JERUSALEM (Reuters) – A top Israeli minister defied U.S. concern over settlement building in the occupied West Bank on Monday, saying the government would continue building and would not accept “preaching” from other countries.
“This is our country, all of it,” said Finance Minister Bezalel Smotrich, who also holds some West Bank powers, during his party faction meeting. “Does anyone think that Israel will be managed like another U.S. state? I will not accept moral preaching from anybody,” Kan broadcaster reported him saying.
Most countries deem Jewish settlements built on land Israel occupied in a 1967 Middle East war as illegal, and their expansion has for decades been among the most contentious issues between Israel, the Palestinians and the international community.
Palestinian leaders have sought to establish an independent state in the West Bank and Gaza with East Jerusalem as its capital, and say settlements undermine hopes of a viable state.
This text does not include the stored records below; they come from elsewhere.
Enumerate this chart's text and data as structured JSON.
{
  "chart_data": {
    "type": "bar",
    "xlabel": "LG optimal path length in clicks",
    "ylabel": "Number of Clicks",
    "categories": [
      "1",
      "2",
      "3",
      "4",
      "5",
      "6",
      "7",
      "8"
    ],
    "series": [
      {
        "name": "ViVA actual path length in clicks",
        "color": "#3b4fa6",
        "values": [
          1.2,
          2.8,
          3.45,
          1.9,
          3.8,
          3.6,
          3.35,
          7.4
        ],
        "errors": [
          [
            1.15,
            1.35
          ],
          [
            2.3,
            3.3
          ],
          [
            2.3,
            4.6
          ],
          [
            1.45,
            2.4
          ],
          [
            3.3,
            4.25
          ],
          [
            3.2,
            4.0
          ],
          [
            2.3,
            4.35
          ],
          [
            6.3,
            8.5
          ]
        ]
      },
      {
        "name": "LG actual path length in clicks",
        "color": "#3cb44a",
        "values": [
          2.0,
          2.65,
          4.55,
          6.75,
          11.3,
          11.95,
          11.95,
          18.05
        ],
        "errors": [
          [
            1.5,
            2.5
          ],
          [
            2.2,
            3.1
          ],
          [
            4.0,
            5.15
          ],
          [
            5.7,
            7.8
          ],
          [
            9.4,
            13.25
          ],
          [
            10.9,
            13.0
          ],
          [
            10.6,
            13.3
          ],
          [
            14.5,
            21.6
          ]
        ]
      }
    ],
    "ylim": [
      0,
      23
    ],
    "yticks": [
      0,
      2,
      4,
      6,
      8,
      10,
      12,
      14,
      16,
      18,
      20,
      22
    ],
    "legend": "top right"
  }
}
On Sunday, Prime Minister Benjamin Netanyahu’s religious-nationalist government said it planned to approve 4,560 new housing units in various areas of the West Bank. The U.S. State Department said it was “deeply troubled” by the decision.
“As has been longstanding policy, the United States opposes such unilateral actions that make a two-state solution more difficult to achieve and are an obstacle to peace,” the statement said.
Senior Palestinian official Hussein Al-Sheikh said the Palestinian Authority, which exercises limited self-rule in the West Bank, boycotted an economic meeting with Israel scheduled for Monday in protest of settlement growth.
Another Palestinian official, Wasel Abu Youssef, called on the international community to move from statements of condemnation “to imposing a boycott on the government of the Israeli occupation” and urged Arab countries to suspend normalisation agreements with Israel.
Since taking office in January, Netanyahu’s coalition has approved the promotion of more than 7,000 new housing units, most deep in the West Bank. It also amended a law to clear the way for settlers to return to four settlements that had previously been evacuated.
According to the United Nations, some 700,000 settlers live in 279 settlements across the West Bank and East Jerusalem, up from 520,000 in 2012.
Israel cites biblical, historical and political ties to the area and in a recent interview with Sky News, Netanyahu said Israeli settlements were not an obstacle to peace with the Palestinians.